Ces deux hommes n’avaient rien d’extraordinaire à première vue, et ils paraissaient même être de simples flâneurs du quartier, se promenant pour prendre l’air et rendre hommage au génie de M. le Préfet de la Seine.

Mais ils parlaient bas, et, à un moment donné, Shoking, auprès duquel ils passaient, tressaillit.

Il avait cru surprendre un mot d’anglais.

Ce geste de surprise de Shoking ne leur échappa probablement pas, car ils s’éloignèrent aussitôt.

– Qu’avez-vous donc ? demanda Milon.

– Il me semble que ce sont des Anglais, dit Shoking.

– Ce n’est guère le quartier pourtant.

– Méfions-nous-en…

– Pourquoi ?

– Parce que très certainement la police de Londres, qui nous a fait voler à notre arrivée à Paris, ne nous perd pas de vue.

Milon haussa les épaules.

– S’ils font les méchants avec nous, dit-il, je les ferai assommer par mes Limousins. Allons voir la mère et l’enfant.

Et tous deux s’engouffrèrent dans l’allée noire de la vieille maison ; mais les deux hommes qui parlaient anglais étaient demeurés au coin de la rue Pascal, et ils les avaient vus entrer.

Shoking n’avait point chargé le tableau de la maison où Jenny, Ralph et lui se trouvaient depuis leur arrivée à Paris.

Une pauvre chambre sans meubles, sans cheminée, ouvrant sur les toits par une tabatière, était tout leur logis.

La mère et l’enfant couchaient sur un grabat, Shoking s’accommodait d’un tas de paille.

Il y avait un morceau de pain et une cruche d’eau sur une table boiteuse.

Milon fut frappé de ce dénûment profond, en même temps que de la beauté un peu souffrante et du grand air de résignation et de dignité de l’Irlandaise.

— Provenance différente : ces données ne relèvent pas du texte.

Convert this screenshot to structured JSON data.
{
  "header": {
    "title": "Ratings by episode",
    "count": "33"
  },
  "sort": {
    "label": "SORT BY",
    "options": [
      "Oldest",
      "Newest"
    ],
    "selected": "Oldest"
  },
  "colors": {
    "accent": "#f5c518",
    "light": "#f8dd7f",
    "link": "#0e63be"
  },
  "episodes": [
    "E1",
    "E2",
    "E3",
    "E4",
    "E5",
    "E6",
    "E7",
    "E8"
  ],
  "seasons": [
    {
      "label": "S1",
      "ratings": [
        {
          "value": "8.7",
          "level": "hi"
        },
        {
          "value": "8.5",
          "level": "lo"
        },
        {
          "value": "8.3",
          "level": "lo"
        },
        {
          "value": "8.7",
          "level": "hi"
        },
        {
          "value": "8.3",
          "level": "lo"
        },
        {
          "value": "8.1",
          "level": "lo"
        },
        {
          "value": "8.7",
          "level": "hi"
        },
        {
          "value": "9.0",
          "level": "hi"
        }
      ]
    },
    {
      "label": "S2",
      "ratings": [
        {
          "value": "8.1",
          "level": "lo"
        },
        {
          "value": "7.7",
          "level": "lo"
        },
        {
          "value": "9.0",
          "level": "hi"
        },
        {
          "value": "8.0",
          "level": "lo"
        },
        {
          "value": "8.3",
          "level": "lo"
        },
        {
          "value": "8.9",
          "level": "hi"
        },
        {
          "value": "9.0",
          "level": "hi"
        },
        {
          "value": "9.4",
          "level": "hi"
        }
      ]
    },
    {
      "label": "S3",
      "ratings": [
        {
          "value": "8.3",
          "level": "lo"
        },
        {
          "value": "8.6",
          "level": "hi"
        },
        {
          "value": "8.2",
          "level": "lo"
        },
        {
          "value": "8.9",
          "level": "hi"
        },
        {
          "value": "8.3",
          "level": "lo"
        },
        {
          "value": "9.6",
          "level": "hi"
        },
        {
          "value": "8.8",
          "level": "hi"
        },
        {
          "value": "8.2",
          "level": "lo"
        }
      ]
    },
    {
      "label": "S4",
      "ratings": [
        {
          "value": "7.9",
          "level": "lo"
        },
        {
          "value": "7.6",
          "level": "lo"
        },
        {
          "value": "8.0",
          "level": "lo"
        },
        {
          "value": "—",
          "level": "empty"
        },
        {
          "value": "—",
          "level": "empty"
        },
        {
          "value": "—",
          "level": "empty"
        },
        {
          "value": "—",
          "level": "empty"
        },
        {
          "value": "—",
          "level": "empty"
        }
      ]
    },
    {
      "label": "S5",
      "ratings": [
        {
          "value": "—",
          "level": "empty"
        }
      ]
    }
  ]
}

Shoking sauta au cou de Jenny :

– Nous sommes sauvés, dit-il, voilà M. Milon, l’ami de l’homme gris, notre père.

Milon se prit à caresser l’enfant, qui le regardait avec ses grands yeux un peu étonnés.

– Mes amis, dit-il, vous ne resterez pas ici un jour de plus. Ma maison est grande, et vous y vivrez avec moi jusqu’à ce que le maître nous ait donné de ses nouvelles et m’ait transmis des ordres à votre égard.

Et comme les inquiétudes de Milon à propos de Rocambole le reprenaient, il se prit à la questionner.

Le récit de Jenny fut en tout semblable à celui de Shoking, et il se trouva que leur version coïncidait avec celle de Vanda, qui revenait de Londres.

Puis, Shoking lui raconta alors que, débarqués à Paris avec des lettres et de l’argent, ils avaient été volés.

Par qui ? Ils ne l’avaient pas su d’abord ; mais le maître de l’hôtel garni dans lequel ils étaient descendus s’était parfaitement souvenu qu’un autre Anglais avait occupé une chambre voisine sur leur carré et était parti précipitamment le jour du vol.

– Le mal n’est pas grand, leur dit Milon, puisque vous m’avez retrouvé et que j’ai de l’argent.

Alors il convint avec Shoking, à qui il remit une dizaine de louis, que celui-ci irait acheter des vêtements convenables pour eux trois, qu’il prendrait une voiture et se ferait conduire rue de Marignan, avec Ralph et Jenny.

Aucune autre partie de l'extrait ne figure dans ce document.